Ho scoperto questo romanzo per puro caso, tra i vari suggerimenti di kindle, proprio come è successo per Melody e me ne sono innamorata.
Conoscevo Marcela Serrano solo per fama e da brava asociale non avevo questa gran voglia di avvicinarmici.
Ammetto questo mio grosso limite: se si parla troppo di qualcosa o qualcuno fatico ad interessarmi.
Ringrazio il cielo di aver conosciuto molti autori e molte opere prima che diventassero cult.
Marcela Serrano è stata una bella scoperta, un’incredibile scoperta perché ha uno stile che io apprezzo parecchio. E’ scorrevole, essenziale, ironico e drammatico al tempo stesso, senza essere mai pesante ed è molto coinvolgente.
Questo libro tratta dell’incontro tra un giovane finito al confino, Miguel Flores e donna Amelia, la padrona di una grossa tenuta della zona dove il giovane è tenuto prigioniero, peraltro senza molte cose con cui mantenersi.

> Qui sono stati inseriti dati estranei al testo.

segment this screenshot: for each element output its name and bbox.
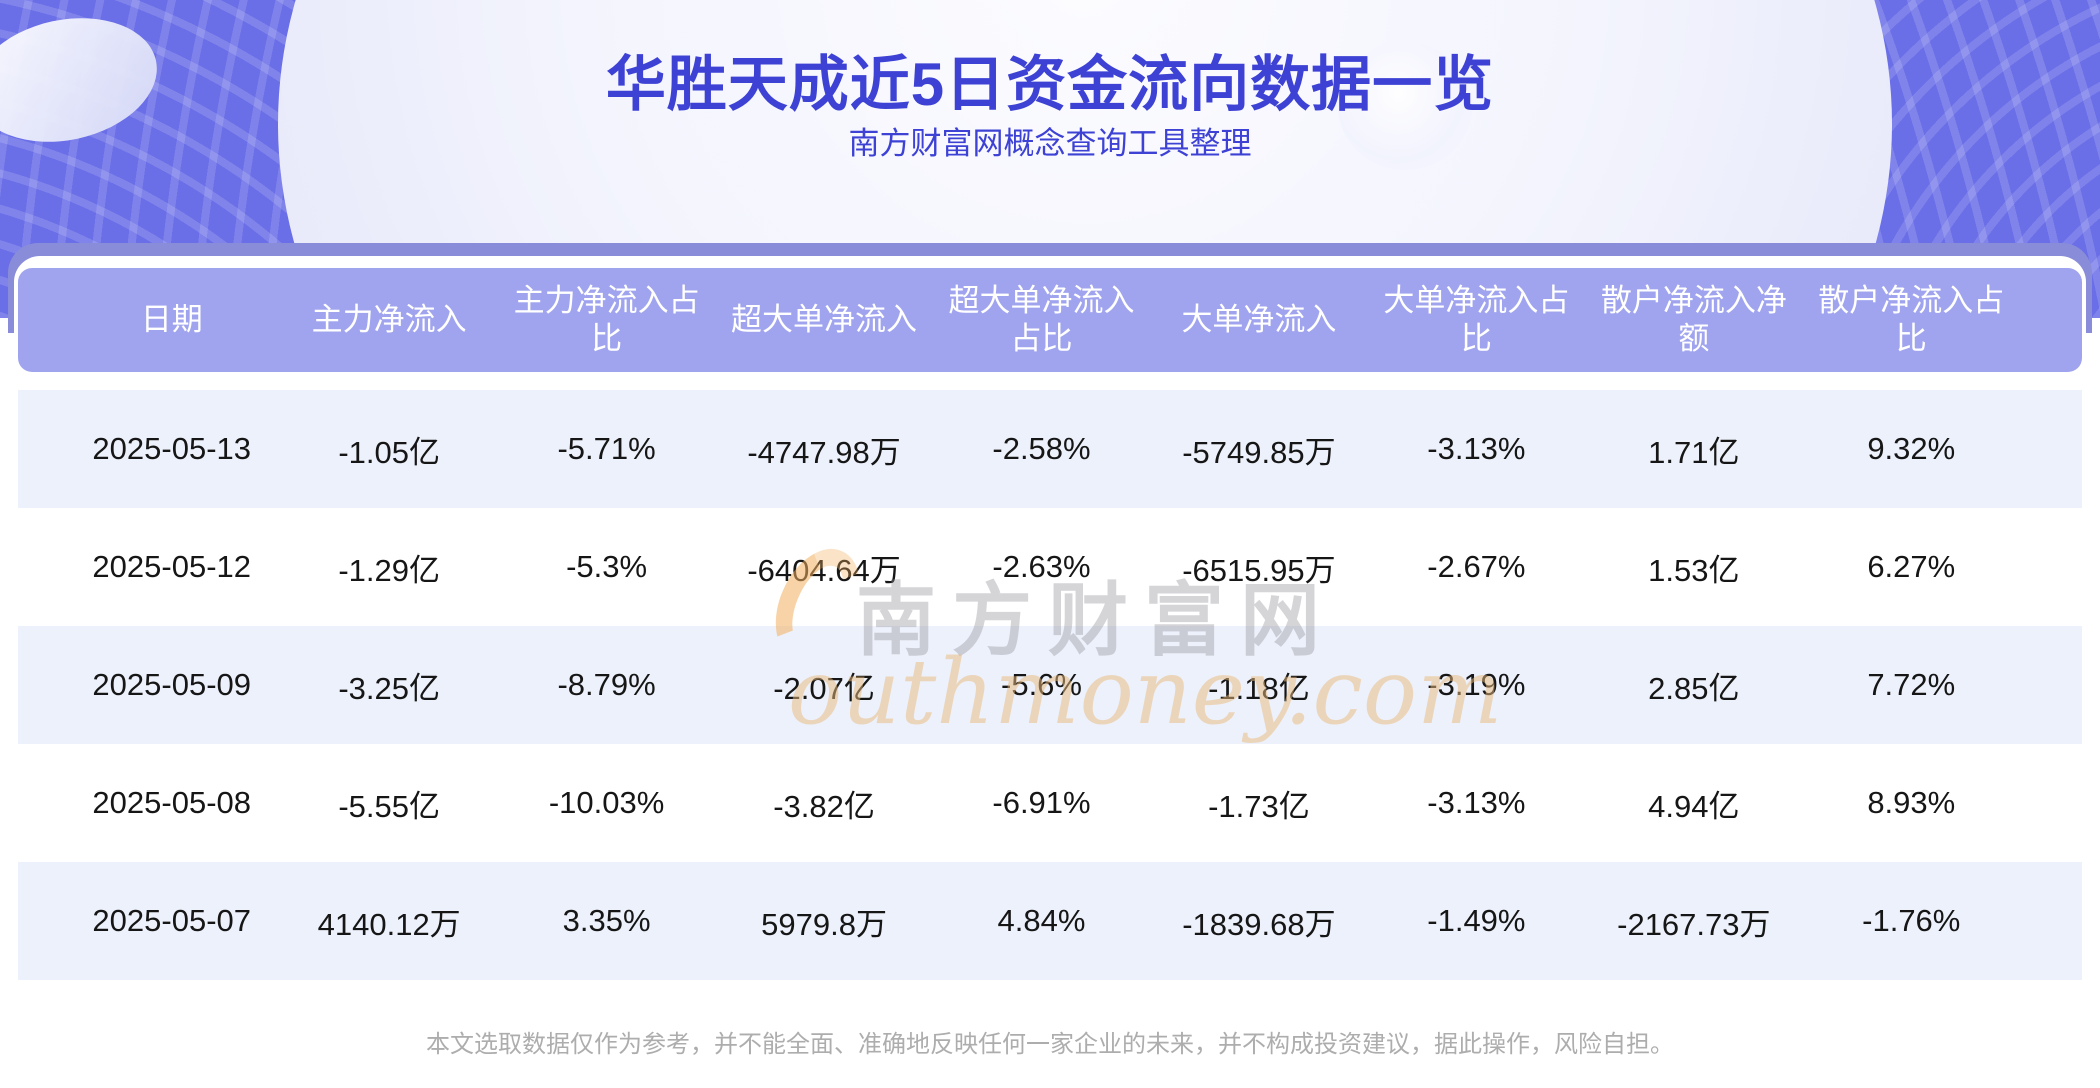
ellipse-decoration-right bbox=[1338, 42, 1472, 170]
data-table: 日期 主力净流入 主力净流入占 比超大单净流入 超大单净流入 占比 大单净流入 大单净流入… bbox=[14, 256, 2086, 996]
header-cell: 主力净流入占 比 bbox=[513, 283, 700, 356]
header-cell: 大单净流入 bbox=[1181, 302, 1337, 338]
table-row: 2025-05-12 -1.29亿 -5.3% -6404.64万 -2.63% -651… bbox=[18, 508, 2082, 626]
date-cell: 2025-05-09 bbox=[92, 667, 251, 702]
value-cell: 8.93% bbox=[1867, 785, 1956, 820]
header-cell: 散户净流入净 额 bbox=[1600, 283, 1787, 356]
value-cell: -2.07亿 bbox=[773, 670, 875, 706]
table-header-row: 日期 主力净流入 主力净流入占 比超大单净流入 超大单净流入 占比 大单净流入 大单净流入… bbox=[18, 268, 2082, 372]
value-cell: -3.82亿 bbox=[773, 788, 875, 824]
value-cell: -3.19% bbox=[1427, 667, 1526, 702]
date-cell: 2025-05-08 bbox=[92, 785, 251, 820]
table-row: 2025-05-08 -5.55亿 -10.03% -3.82亿 -6.91% -1.73… bbox=[18, 744, 2082, 862]
value-cell: -6.91% bbox=[992, 785, 1091, 820]
header-cell: 大单净流入占 比 bbox=[1383, 283, 1570, 356]
value-cell: 5979.8万 bbox=[761, 906, 887, 942]
value-cell: -8.79% bbox=[557, 667, 656, 702]
disclaimer-text: 本文选取数据仅作为参考，并不能全面、准确地反映任何一家企业的未来，并不构成投资建… bbox=[426, 1031, 1674, 1058]
header-cell: 超大单净流入 占比 bbox=[948, 283, 1135, 356]
value-cell: -10.03% bbox=[548, 785, 665, 820]
table-row: 2025-05-07 4140.12万 3.35% 5979.8万 4.84% -1839… bbox=[18, 862, 2082, 980]
value-cell: 7.72% bbox=[1867, 667, 1956, 702]
value-cell: -5749.85万 bbox=[1182, 434, 1336, 470]
value-cell: -2167.73万 bbox=[1617, 906, 1771, 942]
value-cell: -5.3% bbox=[566, 549, 648, 584]
value-cell: -2.67% bbox=[1427, 549, 1526, 584]
value-cell: 2.85亿 bbox=[1648, 670, 1740, 706]
value-cell: -1.76% bbox=[1862, 903, 1961, 938]
value-cell: 6.27% bbox=[1867, 549, 1956, 584]
value-cell: -5.71% bbox=[557, 431, 656, 466]
hero-background: 华胜天成近5日资金流向数据一览 南方财富网概念查询工具整理 bbox=[0, 0, 2100, 318]
value-cell: 1.53亿 bbox=[1648, 552, 1740, 588]
value-cell: -5.55亿 bbox=[338, 788, 440, 824]
value-cell: -1.18亿 bbox=[1208, 670, 1310, 706]
date-cell: 2025-05-12 bbox=[92, 549, 251, 584]
header-cell: 超大单净流入 bbox=[731, 302, 918, 338]
value-cell: -3.13% bbox=[1427, 431, 1526, 466]
value-cell: 3.35% bbox=[562, 903, 651, 938]
header-cell: 主力净流入 bbox=[311, 302, 467, 338]
date-cell: 2025-05-13 bbox=[92, 431, 251, 466]
page-title: 华胜天成近5日资金流向数据一览 bbox=[605, 51, 1495, 118]
value-cell: -6515.95万 bbox=[1182, 552, 1336, 588]
date-cell: 2025-05-07 bbox=[92, 903, 251, 938]
value-cell: -1.05亿 bbox=[338, 434, 440, 470]
value-cell: 1.71亿 bbox=[1648, 434, 1740, 470]
table-row: 2025-05-13 -1.05亿 -5.71% -4747.98万 -2.58% -57… bbox=[18, 390, 2082, 508]
value-cell: -3.25亿 bbox=[338, 670, 440, 706]
value-cell: 4.94亿 bbox=[1648, 788, 1740, 824]
header-cell: 日期 bbox=[140, 302, 203, 338]
value-cell: -1.49% bbox=[1427, 903, 1526, 938]
value-cell: -4747.98万 bbox=[747, 434, 901, 470]
header-cell: 散户净流入占 比 bbox=[1818, 283, 2005, 356]
value-cell: -3.13% bbox=[1427, 785, 1526, 820]
value-cell: -5.6% bbox=[1001, 667, 1082, 702]
value-cell: 9.32% bbox=[1867, 431, 1956, 466]
value-cell: -6404.64万 bbox=[747, 552, 901, 588]
value-cell: -2.63% bbox=[992, 549, 1091, 584]
value-cell: 4.84% bbox=[997, 903, 1086, 938]
value-cell: 4140.12万 bbox=[317, 906, 461, 942]
value-cell: -2.58% bbox=[992, 431, 1091, 466]
value-cell: -1.73亿 bbox=[1208, 788, 1310, 824]
value-cell: -1839.68万 bbox=[1182, 906, 1336, 942]
page-subtitle: 南方财富网概念查询工具整理 bbox=[848, 126, 1252, 161]
value-cell: -1.29亿 bbox=[338, 552, 440, 588]
table-body: 2025-05-13 -1.05亿 -5.71% -4747.98万 -2.58% -57… bbox=[18, 390, 2082, 980]
table-row: 2025-05-09 -3.25亿 -8.79% -2.07亿 -5.6% -1.18亿 -… bbox=[18, 626, 2082, 744]
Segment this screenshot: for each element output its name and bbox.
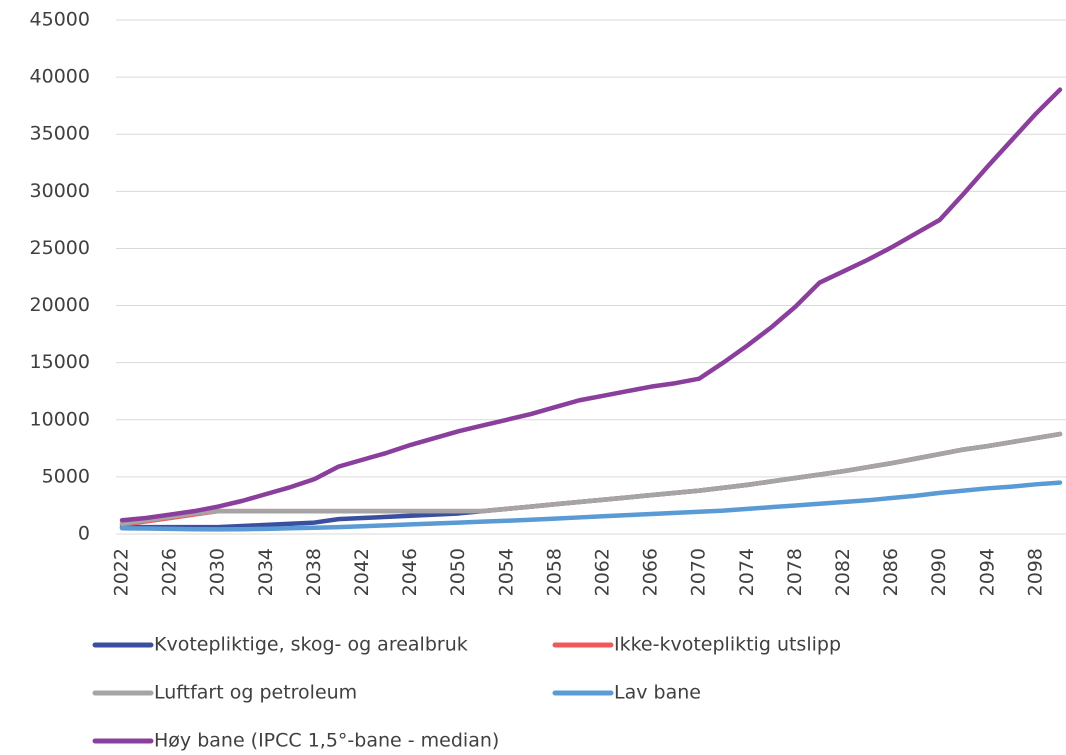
series-line xyxy=(119,431,1063,526)
x-tick-label: 2054 xyxy=(495,548,517,596)
series-line xyxy=(119,87,1063,523)
x-tick-label: 2046 xyxy=(399,548,421,596)
y-tick-label: 35000 xyxy=(30,123,90,145)
x-tick-label: 2098 xyxy=(1024,548,1046,596)
y-tick-label: 40000 xyxy=(30,66,90,88)
y-tick-label: 0 xyxy=(78,523,90,545)
series-line xyxy=(119,480,1063,532)
x-tick-label: 2070 xyxy=(688,548,710,596)
y-tick-label: 20000 xyxy=(30,294,90,316)
x-tick-label: 2066 xyxy=(640,548,662,596)
x-tick-label: 2062 xyxy=(592,548,614,596)
y-tick-label: 15000 xyxy=(30,351,90,373)
legend-label: Luftfart og petroleum xyxy=(154,682,357,704)
x-tick-label: 2050 xyxy=(447,548,469,596)
x-tick-label: 2074 xyxy=(736,548,758,596)
x-tick-label: 2026 xyxy=(159,548,181,596)
x-tick-label: 2038 xyxy=(303,548,325,596)
legend-label: Høy bane (IPCC 1,5°-bane - median) xyxy=(154,730,499,752)
x-tick-label: 2058 xyxy=(543,548,565,596)
legend-label: Ikke-kvotepliktig utslipp xyxy=(614,634,841,656)
x-tick-label: 2042 xyxy=(351,548,373,596)
x-tick-label: 2082 xyxy=(832,548,854,596)
y-tick-label: 30000 xyxy=(30,180,90,202)
x-tick-label: 2030 xyxy=(207,548,229,596)
x-tick-label: 2078 xyxy=(784,548,806,596)
x-tick-label: 2086 xyxy=(880,548,902,596)
x-tick-label: 2094 xyxy=(976,548,998,596)
legend-label: Lav bane xyxy=(614,682,701,704)
legend-label: Kvotepliktige, skog- og arealbruk xyxy=(154,634,468,656)
y-tick-label: 5000 xyxy=(42,465,90,487)
y-tick-label: 45000 xyxy=(30,9,90,31)
y-tick-label: 25000 xyxy=(30,237,90,259)
y-tick-label: 10000 xyxy=(30,408,90,430)
x-tick-label: 2022 xyxy=(111,548,133,596)
x-tick-label: 2034 xyxy=(255,548,277,596)
x-tick-label: 2090 xyxy=(928,548,950,596)
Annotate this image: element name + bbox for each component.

La prima parte del libro, oltre 1000 pagine, che volano via in un batter d’occhio, trattano di tutto questo, senza fronzoli, inganni o alterazioni.
La vita dei confinati fa schifo, sono messi in baracca, dove hanno poco o nulla e non possono nemmeno lavorare, ergo se non fosse per la carità della gente dei dintorni, non avrebbero nulla.
A Miguel va relativamente bene visto che Amelia si prende a cuore tutti quei disgraziati.
E’ ricca, disgustosamente ricca, tanto che Miguel sembra credere che la sua sia solo una recita per lavarsi la coscienza, fa di tutto per odiarla ma non ci riesce perché Amelia è veramente generosa, intelligente, colta, nobile nel senso reale del termine. E gli fa scoprire la letteratura inglese, in particolare Elizabeth Gaskell, paragonando la situazione cilena ai poveri vittoriani.
Miguel, tuttavia, non riesce ad uscire totalmente dal suo pregiudizio, nonostante l’innamoramento palese, capisce troppo tardi i suoi errori e causa una serie di problemi che non vi sto a dire per non svelare troppo.
Da qui in avanti il romanzo prende una piega molto più drammatica e triste.
Ed è una bella lezione di vita, molto dura sì, ma giusta, in quanto si dà per scontato che essendo ricchi si possa essere immuni al dolore e alle persecuzioni: in questo Miguel è molto radical chic.
Certe cose non si aggiustano, la dittatura distrugge veramente ogni cosa, rovina i rapporti umani, crea sfiducia ed è impossibile non fare dei paralleli con il franchismo, dato che la matrice è quella. La stessa autrice lo cita a più riprese.
Una cosa che veramente colpisce è come sia riuscita a far ridere di cuore anche in situazioni molto drammatiche, senza però far diventare il tutto una sit-com, anzi certe risate sembrano fare da contraltare alle mazzate che poi ti dà nei momenti malinconici e terribili.
Ho apprezzato non poco il raffronto con la cultura europea, in particolare con la letteratura britannica, ammetto che non avevo mai sentito nominare Elizabeth Gaskell, pur amando molto quel periodo storico e la letteratura vittoriana. Vorrei rimediare al più presto, appena la pila di libri che sto leggendo calerà.
Marcela Serrano racconta fatti troppo spesso dimenticati, molto lontano da noi, in quanto europei, li ha vissuti in parte in prima persona e lo si percepisce molto bene.
La vittime della dittatura di Pinochet sono tantissime, alcune sono finite in fondo al mare, non potremmo mai quantificarle ed è giusto continuare a parlarne per preservarne la memoria.
La signora Serrano è anche molto auto-ironica perché attraverso Miguel esplora un punto di vista per lei non semplice, in quanto non vicino a lei.
Leggendo si ha più volte il sospetto che Amelia sia parte di lei, pur non essendo propriamente lei, perché non credo che lo sia.
Credo che in tutti i personaggi, Mel e Miguel compresi, vi sia molto dell’autrice.
In conclusione un’opera appassionante e coinvolgente che insegna molto, sia dal punto di vista sociale che culturale.
Insomma una lezione di antropologia, per nulla pesante.